T.C.
YARGITAY
- Ceza Dairesi
Esas No: 2021/12167
Karar No: 2023/55
Karar Tarihi: 17.01.2023
PARADA SAHTECİLİK SUÇU – HAYATIN OLAĞAN AKIŞINA UYMAYAN MERSİN İLİNDE İKAMET EDEN SANIĞIN İSTANBULDA GARANTİ BANKASINDA BİREYSEL EMEKLİLİK İÇİN GÖRÜŞME YAPTIĞI YÖNÜNDE SAVUNMASI BULUNMADIĞI – HÜKÜMDE HUKUKA AYKIRILIK BULUNMADIĞI
ÖZET: Olayda; kamera kayıtları, sanık …’in dolaylı ikrarı, katılanın aşamalarda değişmeyen ve
delillerle uyumlu beyanları, diğer sanık …’ın savunmalarının aksine Garanti Bankasından para
çekilmediğine dair yazı cevabı, paranın ödenmesi sonrası dosyada bir sureti bulunan ibra örneği,
hayatın olağan akışına uymayan Mersin ilinde ikamet eden sanık …’in İstanbul’da Garanti Bankasında
bireysel emeklilik için görüşme yaptığı yönündeki dosya kapsamına uymayan savunması, bilirkişi
raporuna göre banka görevlisinin sanık …’e herhangi bir belge vermediği yönündeki rapor birlikte
gözetildiğinde sanık hakkında kurulan hükümde hukuka aykırılık bulunmamıştır.

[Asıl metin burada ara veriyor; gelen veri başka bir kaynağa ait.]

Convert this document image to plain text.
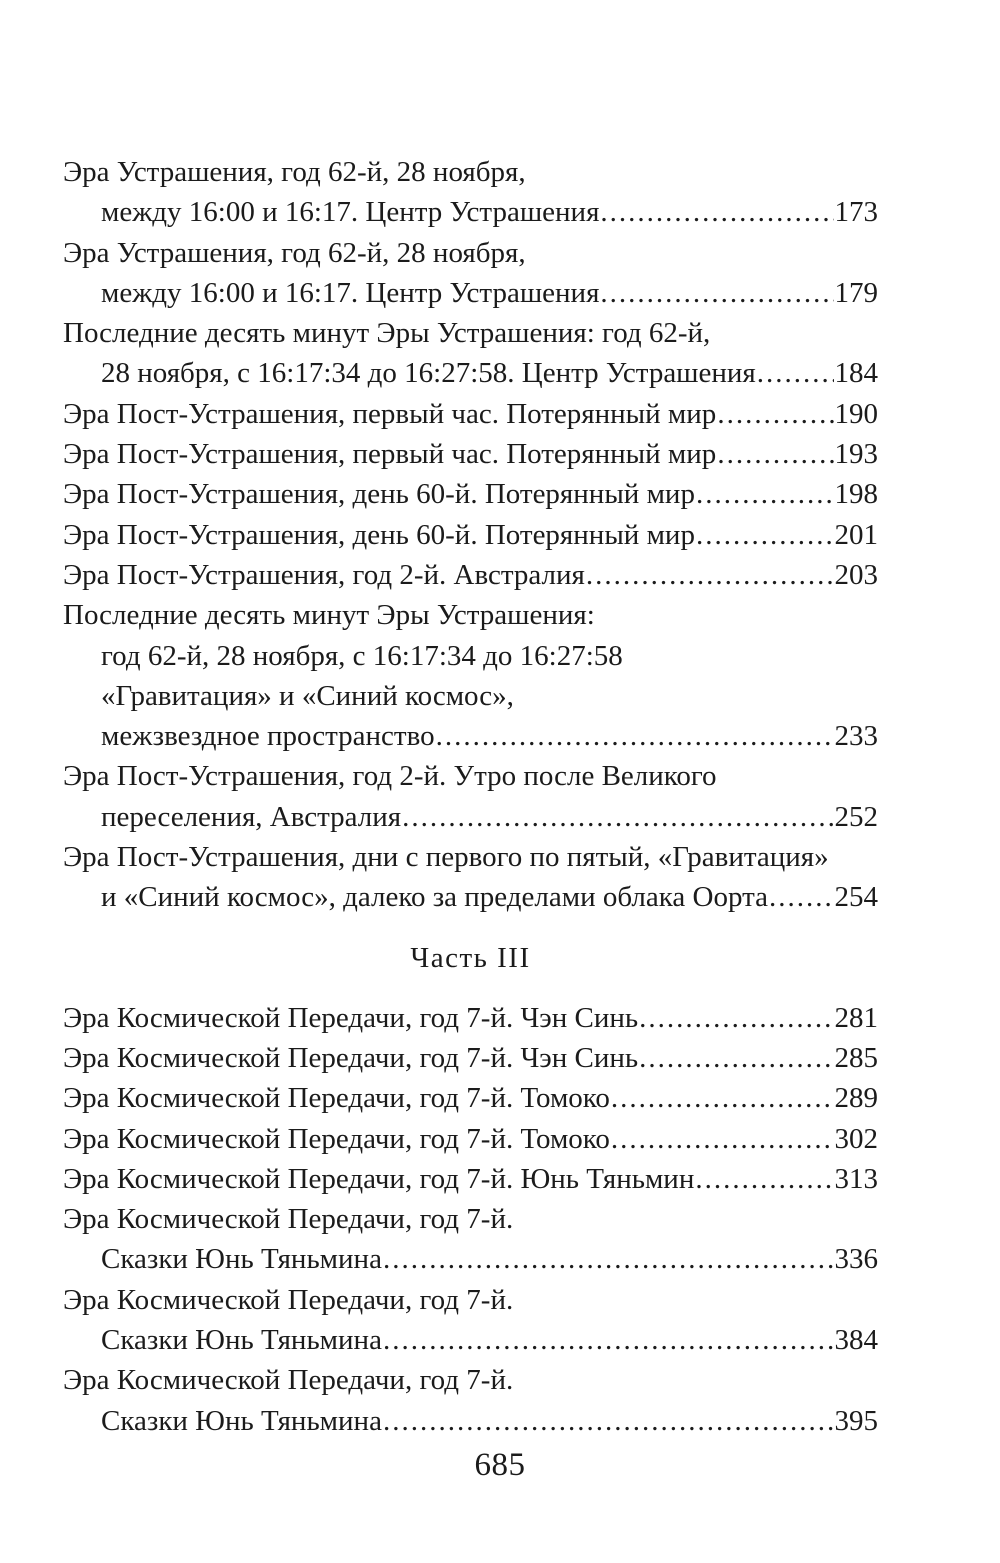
Эра Устрашения, год 62-й, 28 ноября,
между 16:00 и 16:17. Центр Устрашения .....	173
Эра Устрашения, год 62-й, 28 ноября,
между 16:00 и 16:17. Центр Устрашения .....	179
Последние десять минут Эры Устрашения: год 62-й,
28 ноября, с 16:17:34 до 16:27:58. Центр Устрашения .....	184
Эра Пост-Устрашения, первый час. Потерянный мир .....	190
Эра Пост-Устрашения, первый час. Потерянный мир .....	193
Эра Пост-Устрашения, день 60-й. Потерянный мир .....	198
Эра Пост-Устрашения, день 60-й. Потерянный мир .....	201
Эра Пост-Устрашения, год 2-й. Австралия .....	203
Последние десять минут Эры Устрашения:
год 62-й, 28 ноября, с 16:17:34 до 16:27:58
«Гравитация» и «Синий космос»,
межзвездное пространство .....	233
Эра Пост-Устрашения, год 2-й. Утро после Великого
переселения, Австралия .....	252
Эра Пост-Устрашения, дни с первого по пятый, «Гравитация»
и «Синий космос», далеко за пределами облака Оорта ..... 254
Часть III
Эра Космической Передачи, год 7-й. Чэн Синь .....	281
Эра Космической Передачи, год 7-й. Чэн Синь .....	285
Эра Космической Передачи, год 7-й. Томоко .....	289
Эра Космической Передачи, год 7-й. Томоко .....	302
Эра Космической Передачи, год 7-й. Юнь Тяньмин .....	313
Эра Космической Передачи, год 7-й.
Сказки Юнь Тяньмина .....	336
Эра Космической Передачи, год 7-й.
Сказки Юнь Тяньмина .....	384
Эра Космической Передачи, год 7-й.
Сказки Юнь Тяньмина .....	395
685
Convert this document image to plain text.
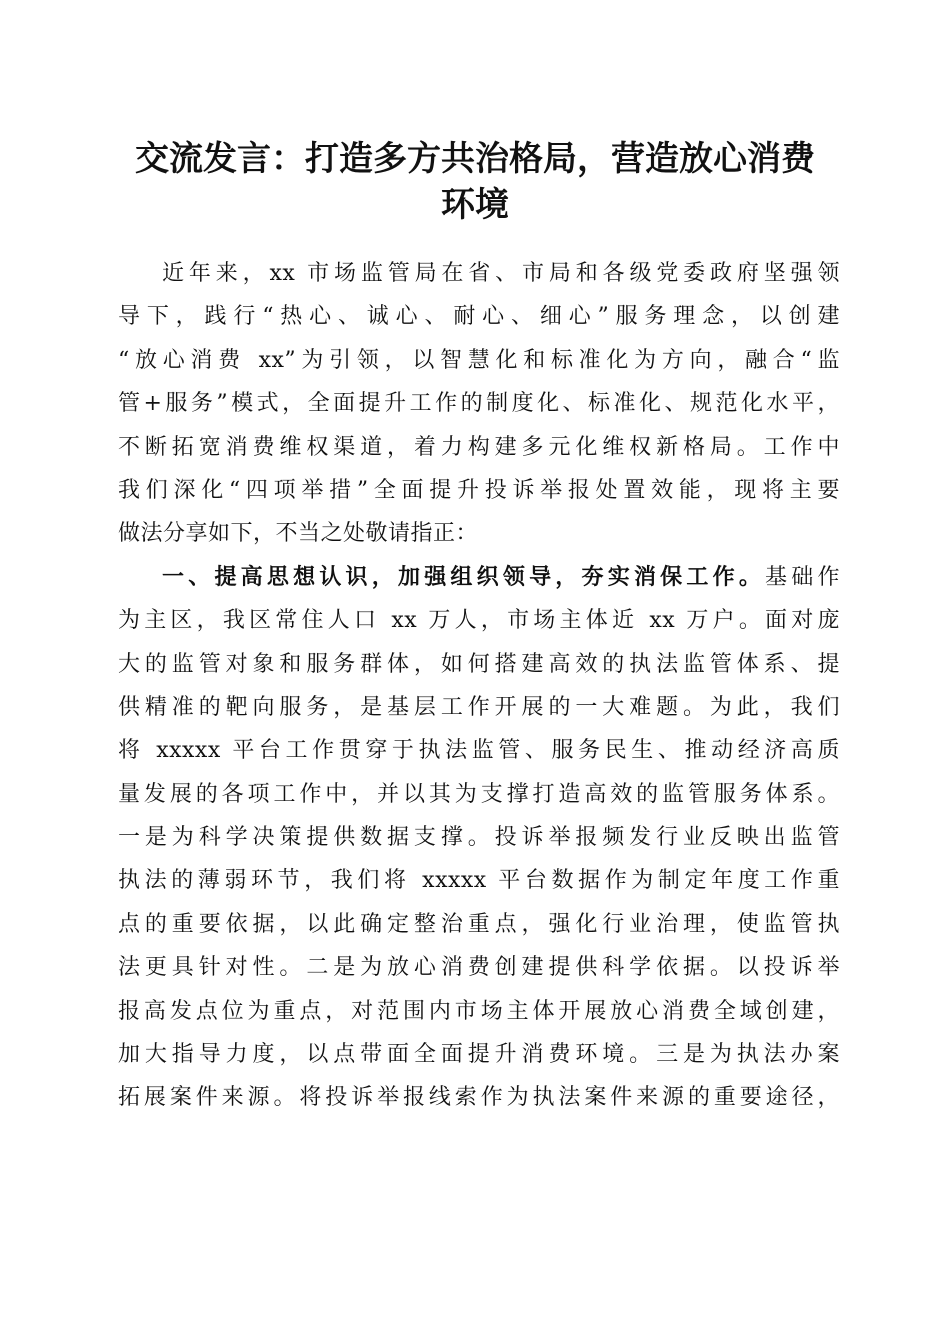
交流发言：打造多方共治格局，营造放心消费
环境
近年来，xx 市场监管局在省、市局和各级党委政府坚强领
导下，践行“热心、诚心、耐心、细心”服务理念，以创建
“放心消费 xx”为引领，以智慧化和标准化为方向，融合“监
管+服务”模式，全面提升工作的制度化、标准化、规范化水平，
不断拓宽消费维权渠道，着力构建多元化维权新格局。工作中
我们深化“四项举措”全面提升投诉举报处置效能，现将主要
做法分享如下，不当之处敬请指正：
一、提高思想认识，加强组织领导，夯实消保工作。基础作
为主区，我区常住人口 xx 万人，市场主体近 xx 万户。面对庞
大的监管对象和服务群体，如何搭建高效的执法监管体系、提
供精准的靶向服务，是基层工作开展的一大难题。为此，我们
将 xxxxx 平台工作贯穿于执法监管、服务民生、推动经济高质
量发展的各项工作中，并以其为支撑打造高效的监管服务体系。
一是为科学决策提供数据支撑。投诉举报频发行业反映出监管
执法的薄弱环节，我们将 xxxxx 平台数据作为制定年度工作重
点的重要依据，以此确定整治重点，强化行业治理，使监管执
法更具针对性。二是为放心消费创建提供科学依据。以投诉举
报高发点位为重点，对范围内市场主体开展放心消费全域创建，
加大指导力度，以点带面全面提升消费环境。三是为执法办案
拓展案件来源。将投诉举报线索作为执法案件来源的重要途径，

(5271 S. K. m. 197, 260, 280, 286, 291, 294, 298, 299, 321) (5237 S. K. m. 44)
Dava ve Karar: İlk Derece Mahkemesince verilen hükme yönelik istinaf incelemesi üzerine Bölge
Adliye Mahkemesi tarafından verilen kararın; 5271 sayılı Ceza Muhakemesi Kanunu’nun (5271 sayılı
Kanun) 286 ncı maddesinin birinci fıkrası uyarınca temyiz edilebilir olduğu, 260 ıncı maddesinin
birinci fıkrası gereği temyiz edenin hükmü temyize hak ve yetkisinin bulunduğu, 291 … maddesinin
birinci fıkrası gereği temyiz isteminin süresinde olduğu, 294 üncü maddesinin birinci fıkrası gereği
temyiz dilekçesinde temyiz sebeplerine yer verildiği, 298 … maddesinin birinci fıkrası gereği temyiz
isteminin reddini gerektirir bir durumun bulunmadığı yapılan ön inceleme neticesinde tespit edilmiştir.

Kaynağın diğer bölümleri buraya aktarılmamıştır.